Cuba sous pression : les États-Unis ciblent Raul Castro et durcissent le ton
L’administration américaine franchit une nouvelle étape dans ses tensions avec Cuba en annonçant l’inculpation de Raul Castro, figure historique du régime cubain et frère de l’ancien dirigeant Fidel Castro. Washington l’accuse, avec plusieurs autres responsables, de complot visant des citoyens américains dans une affaire remontant à 1996, lorsque deux avions civils appartenant à l’organisation anticastriste « Brothers to the Rescue » avaient été abattus, provoquant la mort de quatre personnes.
À l’époque ministre de la Défense, Raul Castro se retrouve aujourd’hui au centre d’une offensive judiciaire et politique menée par les États-Unis. Âgé de 94 ans, il demeure un symbole majeur du pouvoir communiste cubain, même après son retrait officiel de la vie politique.
Le président américain Donald Trump a qualifié cette inculpation de « très grand jour », tout en affirmant ne pas souhaiter une escalade militaire directe. De son côté, le ministre américain de la Justice par intérim, Todd Blanche, a assuré qu’un mandat d’arrêt avait été émis et que Washington s’attendait à voir Raul Castro comparaître devant la justice américaine.
Cette annonce intervient dans un climat particulièrement tendu entre Washington et La Havane. Depuis plusieurs mois, l’administration Trump renforce ses sanctions contre Cuba, notamment à travers un durcissement de l’embargo économique et des restrictions énergétiques qui aggravent la crise traversée par l’île. Les pénuries de carburant et les coupures d’électricité répétées alimentent déjà un profond mécontentement au sein de la population cubaine.
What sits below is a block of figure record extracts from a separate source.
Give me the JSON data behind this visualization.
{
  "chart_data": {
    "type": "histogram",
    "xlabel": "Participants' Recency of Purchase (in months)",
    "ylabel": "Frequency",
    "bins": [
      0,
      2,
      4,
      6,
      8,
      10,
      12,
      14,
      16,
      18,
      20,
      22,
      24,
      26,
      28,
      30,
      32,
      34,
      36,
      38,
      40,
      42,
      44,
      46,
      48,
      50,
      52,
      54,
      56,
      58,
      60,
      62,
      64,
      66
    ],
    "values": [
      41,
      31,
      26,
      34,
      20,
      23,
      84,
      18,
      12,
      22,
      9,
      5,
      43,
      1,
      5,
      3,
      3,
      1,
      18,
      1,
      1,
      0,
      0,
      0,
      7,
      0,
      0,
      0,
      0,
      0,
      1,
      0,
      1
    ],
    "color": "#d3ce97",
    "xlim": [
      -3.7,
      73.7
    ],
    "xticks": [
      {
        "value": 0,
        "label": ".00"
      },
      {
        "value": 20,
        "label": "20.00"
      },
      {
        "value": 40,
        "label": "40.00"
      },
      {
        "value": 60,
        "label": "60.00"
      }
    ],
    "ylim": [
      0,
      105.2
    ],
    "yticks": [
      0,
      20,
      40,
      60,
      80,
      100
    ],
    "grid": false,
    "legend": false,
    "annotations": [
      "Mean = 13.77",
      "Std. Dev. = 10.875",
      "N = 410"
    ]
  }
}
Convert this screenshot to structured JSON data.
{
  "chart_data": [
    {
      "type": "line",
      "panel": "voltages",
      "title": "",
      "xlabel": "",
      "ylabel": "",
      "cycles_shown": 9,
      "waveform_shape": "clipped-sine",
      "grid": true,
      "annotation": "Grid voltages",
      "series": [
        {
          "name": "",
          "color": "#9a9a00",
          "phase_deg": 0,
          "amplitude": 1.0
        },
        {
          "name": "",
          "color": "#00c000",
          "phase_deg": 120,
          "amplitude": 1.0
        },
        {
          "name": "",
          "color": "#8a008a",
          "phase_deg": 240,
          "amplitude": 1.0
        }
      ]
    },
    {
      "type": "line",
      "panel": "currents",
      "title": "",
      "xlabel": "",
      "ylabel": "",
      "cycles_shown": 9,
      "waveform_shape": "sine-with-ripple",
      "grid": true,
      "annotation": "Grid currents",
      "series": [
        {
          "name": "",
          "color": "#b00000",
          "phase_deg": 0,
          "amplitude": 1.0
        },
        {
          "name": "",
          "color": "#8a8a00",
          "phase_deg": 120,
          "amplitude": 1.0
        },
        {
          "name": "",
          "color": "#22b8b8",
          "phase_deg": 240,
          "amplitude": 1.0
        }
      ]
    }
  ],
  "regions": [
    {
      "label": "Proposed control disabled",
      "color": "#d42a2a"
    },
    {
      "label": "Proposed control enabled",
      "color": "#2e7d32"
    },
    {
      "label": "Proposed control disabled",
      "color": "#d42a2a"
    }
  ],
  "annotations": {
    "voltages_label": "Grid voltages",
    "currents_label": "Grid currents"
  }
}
La réaction des autorités cubaines a été immédiate. Le président cubain Miguel Diaz-Canel a dénoncé une « manœuvre politique » destinée, selon lui, à justifier une éventuelle agression contre Cuba. Le gouvernement cubain soutient que l’intervention de 1996 relevait de la « légitime défense » après une violation de l’espace aérien du pays.
Dans le même temps, le secrétaire d’État américain Marco Rubio, lui-même d’origine cubaine, a multiplié les déclarations offensives contre les dirigeants de l’île. Dans un message adressé directement au peuple cubain, il a accusé le régime de corruption et de répression, tout en appelant à une transition politique permettant aux Cubains de choisir librement leurs dirigeants.
Marco Rubio a également ciblé Gaesa, un puissant conglomérat militaire cubain qu’il accuse de contrôler une large partie de l’économie nationale. Washington a par ailleurs renouvelé une proposition d’aide financière destinée à soutenir la population cubaine par l’intermédiaire d’organisations humanitaires.
Cette nouvelle offensive américaine rappelle la rupture opérée par Donald Trump avec la politique de rapprochement engagée en 2015 sous la présidence de Barack Obama. Cette période de détente avait marqué un tournant historique dans les relations entre les deux pays après plusieurs décennies d’hostilité.
Aux États-Unis, les réactions restent partagées. Certains élus démocrates dénoncent une stratégie susceptible d’alimenter une escalade diplomatique dangereuse. À Miami, où réside une importante communauté cubaine en exil, de nombreux habitants soutiennent toutefois cette politique de fermeté envers le régime cubain.